If the Pleistocene megafauna held a popularity contest then I’m certain that some species would pop up more than others. The woolly mammoth (Mammuthus primigenius), the giant ground sloth (Megatherium americanum) and sabretooth cat (Smilodon fatalis) are probably the gold, silver, and bronze of extinct mammals. Diego from the Ice Age films, the striped menace in 10,000BC, and (perhaps showing my age) the sabretooth in Sinbad and the Eye of the Tiger are all clearly typical of Smilodon sp. The long thin canines protrude well below the lower jaw, and the robust bear like bodyform that this genus is known for are obvious in all three cinematic depictions.
The reason that Smilodon fatalis has embedded deep into the collective unconscious can be put down to a number of factors. It is certainly true that the species is incredibly well-known, thanks to the hundreds of thousands of bones found at the Californian tar pit site of Rancho La Brea. That Rancho la Brea is in the middle of downtown Los Angeles has probably given Smilodon the edge in Hollywood. There is also the thrilling fact that this species was encountered by the first modern humans to enter the Americas. Radiocarbon dating has shown that the North American Smilodon fatalis and South American Smilodon populator overlapped for two to three thousand years with the ancestors of Native Americans. How must they have felt upon coming face to face (or face to mouth) with this incredible cat?
However, if Smilodon is the showboating extrovert of the extinct Machairodontinae (the subfamily of Felidae to which the sabretooth cats belong) then there is also another, less well known relative who has been unfairly relegated to the sidelines. I’m talking about the wide-ranging genus Homotherium, and in particular Homotherium latidens.

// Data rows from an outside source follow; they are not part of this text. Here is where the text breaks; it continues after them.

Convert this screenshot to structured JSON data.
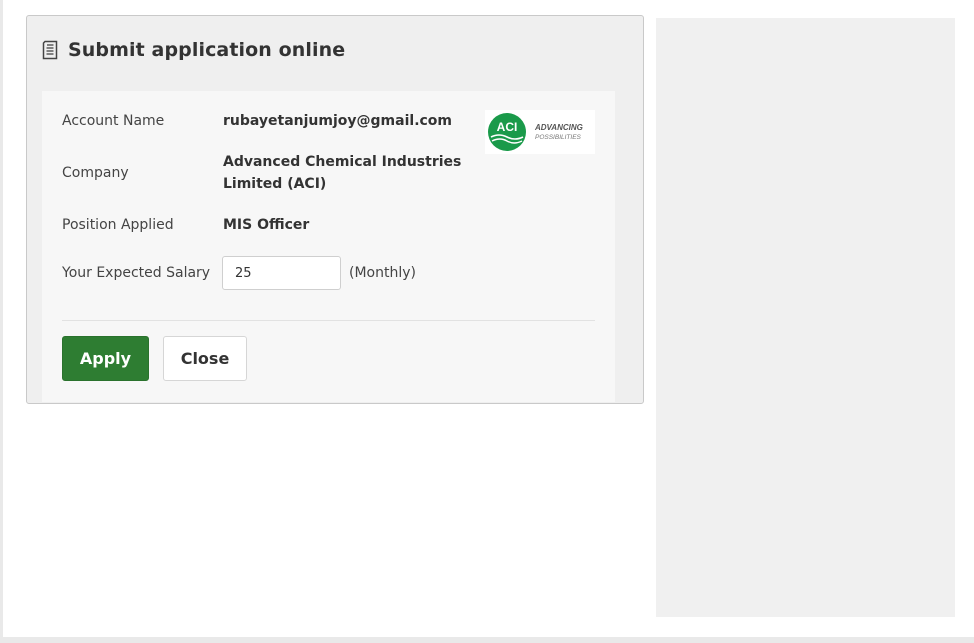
{
  "modal": {
    "title": "Submit application online",
    "fields": {
      "account_name_label": "Account Name",
      "account_name_value": "rubayetanjumjoy@gmail.com",
      "company_label": "Company",
      "company_value_line1": "Advanced Chemical Industries",
      "company_value_line2": "Limited (ACI)",
      "position_label": "Position Applied",
      "position_value": "MIS Officer",
      "salary_label": "Your Expected Salary",
      "salary_value": "25",
      "salary_unit": "(Monthly)"
    },
    "logo": {
      "mark_text": "ACI",
      "tagline_line1": "ADVANCING",
      "tagline_line2": "POSSIBILITIES"
    },
    "buttons": {
      "apply_label": "Apply",
      "close_label": "Close"
    }
  },
  "colors": {
    "apply_green": "#2e7d32",
    "logo_green": "#1a9a4a"
  },
  "icons": {
    "header_icon": "document-icon"
  }
}
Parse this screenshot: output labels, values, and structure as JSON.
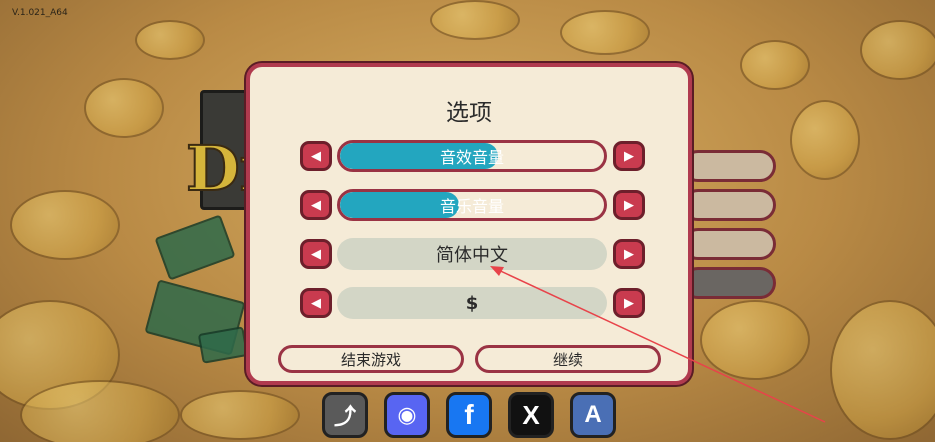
{
  "version_text": "V.1.021_A64",
  "background": {
    "logo_text": "Dr"
  },
  "dialog": {
    "title": "选项",
    "rows": [
      {
        "type": "slider",
        "label": "音效音量",
        "fill_fraction": 0.6
      },
      {
        "type": "slider",
        "label": "音乐音量",
        "fill_fraction": 0.45
      },
      {
        "type": "select",
        "value": "简体中文"
      },
      {
        "type": "select",
        "value": "$"
      }
    ],
    "arrow_left_glyph": "◀",
    "arrow_right_glyph": "▶",
    "buttons": {
      "quit_label": "结束游戏",
      "continue_label": "继续"
    }
  },
  "social": [
    {
      "icon": "share-icon",
      "glyph": "⤴",
      "color": "#5a5a5a"
    },
    {
      "icon": "discord-icon",
      "glyph": "◉",
      "color": "#5865f2"
    },
    {
      "icon": "facebook-icon",
      "glyph": "f",
      "color": "#1877f2"
    },
    {
      "icon": "x-icon",
      "glyph": "X",
      "color": "#111111"
    },
    {
      "icon": "app-store-icon",
      "glyph": "A",
      "color": "#4a6fb5"
    }
  ],
  "colors": {
    "accent_red": "#c93b4f",
    "slider_fill": "#23a6bf",
    "dialog_bg": "#f5ebd7",
    "annotation_arrow": "#e8434a"
  }
}
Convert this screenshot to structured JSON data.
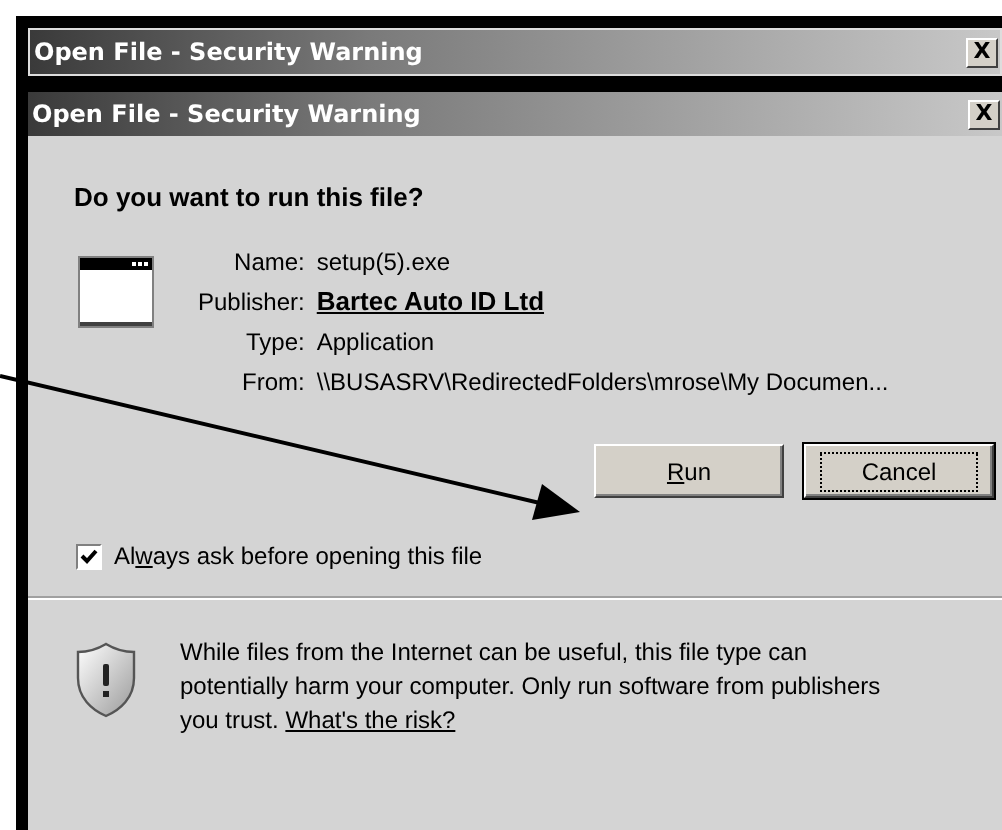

H. latidens, also known as the European Scimitar cat (pretty badass, no?), has some very interesting characteristics that should make it better known. First of all, it was originally described from British fossils by the great Sir Richard Owen. This is a BRITISH sabretooth, which makes it infinitely better than most other sabrecats. Whereas Smilodon has long, thin canines, Homotherium has shorter, wider falciform canines, triangular in shape and wicked sharp. In fact, while the canines of Smilodon start off serrated, the serrations are rapidly worn away in the adult animal, but Homotherium retains serrations even as an adult, giving the teeth the appearance of a steak knife. Even its molars and premolars are serrated.
The bodyform of Homotherium is also different. Smilodon is essentially bear-like in outline, evolved for ambush hunting and grappling with struggling prey so it can precisely place its killing bite. Homotherium is built more like a cheetah: for long-range pursuit and running down their prey to exhaustion. It used to be thought that Homotherium went extinct in Europe during the Middle Pleistocene (about 400,000 years ago) but a few finds cautiously suggest it hung on until the Late Pleistocene (100,000-10,000 years ago). In 2000, a trawler fishing in the North Sea brought up a fossil of Homotherium (The North Sea is Holocene in age and the seabed contains many Holocene and Pleistocene fossils). This distinctive jawbone from the Scimitar cat was radiocarbon dated to 28,000 years; more recent than the Neanderthals, and overlapping with the time when early Europeans were painting their fabulous images in the caves of Chauvet and Lascaux.
The other circumstantial evidence for late survival comes from two late Pleistocene English sites, the type locality (where it was first described) Kents cavern in Devon, and Robin Hood cave in Creswell crags. Five canines and one incisor were discovered in Kents cavern but recent research has shown that they may actually have been brought from somewhere else by the Pleistocene inhabitants of Devon. Stable isotope signatures from the teeth strongly indicate that they did not originally come from the cave vicinity but may have been traded long distance (whether as fossils or from living animals we don’t know). The Robin Hood cave canine has also been the subject of controversy almost since the day it was dug up. Some of the original workers on the site allege that the tooth was planted by the supervising palaeontologist Professor Sir William Boyd Dawkins.
Whatever its longevity, Homotherium latidens was a very successful species, apex predator of the Eurasian steppes, only rivalled by the cave lion (Panthera spelaea). If it did survive until the end of the Pleistocene, perhaps one day some lucky spelunker will uncover a new Lascaux or Chauvet, with pictures of the living animal.